Non può sfuggire la differenza che si è venuta a creare. Il significato pregnante della norma originaria era quello di salvaguardare il diritto del lavoratore alla propria posizione in termini di certezza della collocazione nel contesto aziendale. Il potere del datore di lavoro era limitato all’’adibizione’ a mansioni diverse, ma equivalenti, per salvaguardare le chance di carriera e l’arricchimento professionale. Si prevedeva la nullità di patti contrari, affidando alla contrattazione collettiva la regolazione concreta della materia, così tutelando il lavoratore da pressioni aziendali, spesso ricattatorie.
Nella nuova versione, lo spazio decisionale del datore è oltremodo ampliato, rimanendo il solo limite della categoria, impiegato od operaio, rivestita dal lavoratore. Nella pratica, assistiamo a spostamenti non motivati da ragioni oggettive, anche se mascherati (talvolta nemmeno) da motivi di riorganizzazione aziendale. Inoltre, la norma attuale prevede che “in caso di modifica degli assetti organizzativi aziendali che incide sulla posizione del lavoratore, lo stesso può essere assegnato a mansioni appartenenti al livello di inquadramento inferiore purché rientranti nella medesima categoria legale”. Ancora, la norma consente ai “contratti collettivi” (non meglio specificati) la possibilità di prevedere altre ipotesi di inquadramento inferiore, purché rientranti nella categoria legale di appartenenza.

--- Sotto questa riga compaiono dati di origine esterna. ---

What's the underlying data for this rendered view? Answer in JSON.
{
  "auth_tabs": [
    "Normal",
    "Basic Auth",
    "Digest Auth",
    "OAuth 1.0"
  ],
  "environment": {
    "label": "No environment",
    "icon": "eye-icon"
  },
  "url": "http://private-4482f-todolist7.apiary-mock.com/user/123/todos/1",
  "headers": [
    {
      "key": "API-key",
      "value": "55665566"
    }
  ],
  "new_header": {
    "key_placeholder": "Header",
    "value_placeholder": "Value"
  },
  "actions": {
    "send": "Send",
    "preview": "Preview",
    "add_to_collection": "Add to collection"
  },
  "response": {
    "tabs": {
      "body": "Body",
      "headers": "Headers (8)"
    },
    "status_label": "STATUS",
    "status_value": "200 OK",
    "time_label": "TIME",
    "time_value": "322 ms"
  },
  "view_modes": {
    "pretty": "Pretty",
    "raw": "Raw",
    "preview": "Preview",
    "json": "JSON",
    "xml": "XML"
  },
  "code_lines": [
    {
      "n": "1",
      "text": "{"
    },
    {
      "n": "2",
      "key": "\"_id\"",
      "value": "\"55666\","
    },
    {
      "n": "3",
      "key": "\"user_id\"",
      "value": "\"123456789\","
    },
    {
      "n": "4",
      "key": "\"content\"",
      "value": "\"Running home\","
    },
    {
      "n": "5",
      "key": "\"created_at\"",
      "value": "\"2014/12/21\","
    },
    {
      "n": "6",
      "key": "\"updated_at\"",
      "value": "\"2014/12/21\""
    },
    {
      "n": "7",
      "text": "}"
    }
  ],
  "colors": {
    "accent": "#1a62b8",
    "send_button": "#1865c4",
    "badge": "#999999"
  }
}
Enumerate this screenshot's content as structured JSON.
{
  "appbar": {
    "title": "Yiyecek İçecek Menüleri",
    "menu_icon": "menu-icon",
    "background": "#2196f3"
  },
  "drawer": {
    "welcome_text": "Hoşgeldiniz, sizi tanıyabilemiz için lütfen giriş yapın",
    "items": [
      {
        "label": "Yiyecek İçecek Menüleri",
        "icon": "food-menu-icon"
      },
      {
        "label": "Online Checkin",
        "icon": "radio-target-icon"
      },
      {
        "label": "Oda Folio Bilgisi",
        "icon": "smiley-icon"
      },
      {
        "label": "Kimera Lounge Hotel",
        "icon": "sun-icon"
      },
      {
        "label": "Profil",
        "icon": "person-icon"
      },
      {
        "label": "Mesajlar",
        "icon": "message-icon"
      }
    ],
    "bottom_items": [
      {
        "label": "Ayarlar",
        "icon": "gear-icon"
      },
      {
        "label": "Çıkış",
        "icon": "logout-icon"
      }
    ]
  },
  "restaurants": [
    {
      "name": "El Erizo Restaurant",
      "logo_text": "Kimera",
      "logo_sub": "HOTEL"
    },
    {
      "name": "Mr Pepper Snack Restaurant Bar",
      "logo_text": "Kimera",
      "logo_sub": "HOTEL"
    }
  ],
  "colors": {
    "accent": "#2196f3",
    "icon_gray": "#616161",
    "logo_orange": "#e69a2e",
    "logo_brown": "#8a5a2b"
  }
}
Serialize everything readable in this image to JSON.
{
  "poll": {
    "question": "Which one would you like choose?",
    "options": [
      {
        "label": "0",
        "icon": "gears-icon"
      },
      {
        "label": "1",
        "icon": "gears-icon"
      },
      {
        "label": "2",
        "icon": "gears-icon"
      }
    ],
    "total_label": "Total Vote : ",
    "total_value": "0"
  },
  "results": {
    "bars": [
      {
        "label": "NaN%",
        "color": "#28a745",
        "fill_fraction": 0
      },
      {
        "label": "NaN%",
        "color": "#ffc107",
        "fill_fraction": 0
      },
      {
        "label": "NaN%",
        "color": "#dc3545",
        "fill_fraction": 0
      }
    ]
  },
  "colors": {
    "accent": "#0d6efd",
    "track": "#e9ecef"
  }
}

La nuova normativa è di enorme importanza per i datori, tanto che il mutamento di mansioni è divenuto un ottimo strumento per ricattare o punire, e comunque disgregare i lavoratori, ponendo in atto la strategia della “guerra tra poveri”. Ma, alla luce dei fondamentali principi del nostro ordinamento, che pongono come regola generale dei rapporti contrattuali la buona fede e la correttezza, e soprattutto alla luce dei principi costituzionali di razionalità e imparzialità nell’esercizio del potere legislativo, non si può permettere che l’ampliamento del diritto del datore sconfini in mero arbitrio, dovendosi sempre anteporre, per i propri atti, l’esigenza di ragioni oggettive e non strumentali a fini illeciti.
In questo senso si sta orientando la gran parte della giurisprudenza di merito, pur dovendo mantenersi nei limiti dell’insindacabilità della qualità delle scelte organizzative aziendali (legge 183/2010). Sono intuitivi e innumerevoli i motivi che spesso impediscono al lavoratore di rivolgersi al giudice del lavoro. E’ soprattutto all’azione sindacale che spetta di arginare lo strapotere datoriale, avallato dalla situazione legislativa e dal clima politico prevalente.